Garrett was already deep in the dossier, tracing the floor breakdown. "Volcanic environment. Ten floors. Fire enemies on every level. Lava hazards on Floors 3, 5, and 8. Boss is a Pyre Wyrm on Floor 10." He looked up. "We’ll need heat-resistant gear. The temperatures in there can melt standard armor."

"I’ll handle the equipment," Elise said. "Winterhart resources. My family has a stockpile of fire-resistant cloaks... originally designed for ice mages operating in volcanic Towers. They’ll work for all of us."

"Your family’s just going to give us expensive gear?" Dillon asked.

"They’ll give it to me. What I do with it is my business." Her tone was cool, but Nathan caught the edge beneath it.
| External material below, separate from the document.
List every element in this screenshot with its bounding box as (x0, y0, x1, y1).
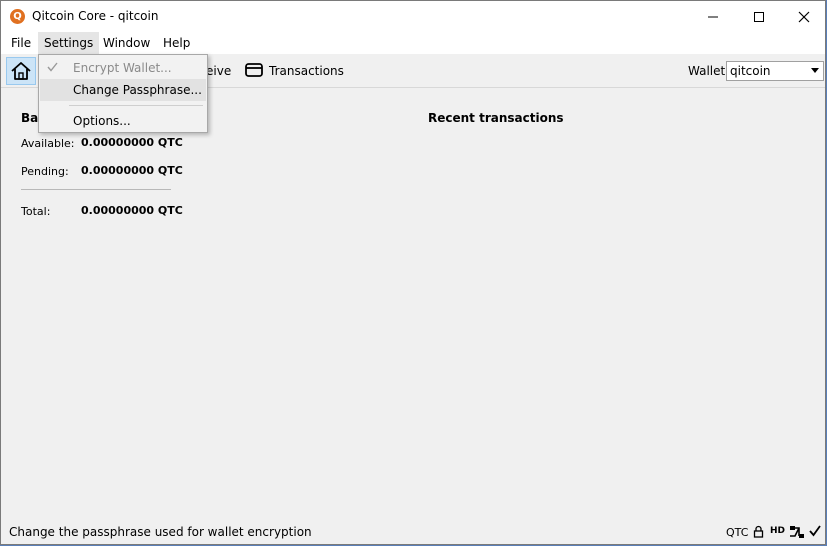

Dillon twirled a straw between his fingers. "So this is it. Our first mission as Celestial Peak Climbers. Feels official."

"It is official," Nathan said. "We’re not just climbing for ourselves anymore. We’re representing the guild. Valerie’s taking a risk on us... we’re fresh recruits, and she’s giving us a High Class Tower as our first mission. If we succeed, we prove she was right. If we fail..."

"We’re not going to fail." Elise’s voice was not hope or reassurance, it was fact.

Nathan looked around the table. Garrett, loyal and steady. Dillon, irreverent but reliable. Elise, fierce and unwavering. Mirko and Kuro, his constants, his partners, his family.

He raised his glass. "To the Tower of Ash."

The party raised theirs. "To the climb."

Outside, the Towers gleamed against the evening sky. Two days until departure. Two days until the next test. And somewhere in the outer regions, a Tower of fire and ash was waiting.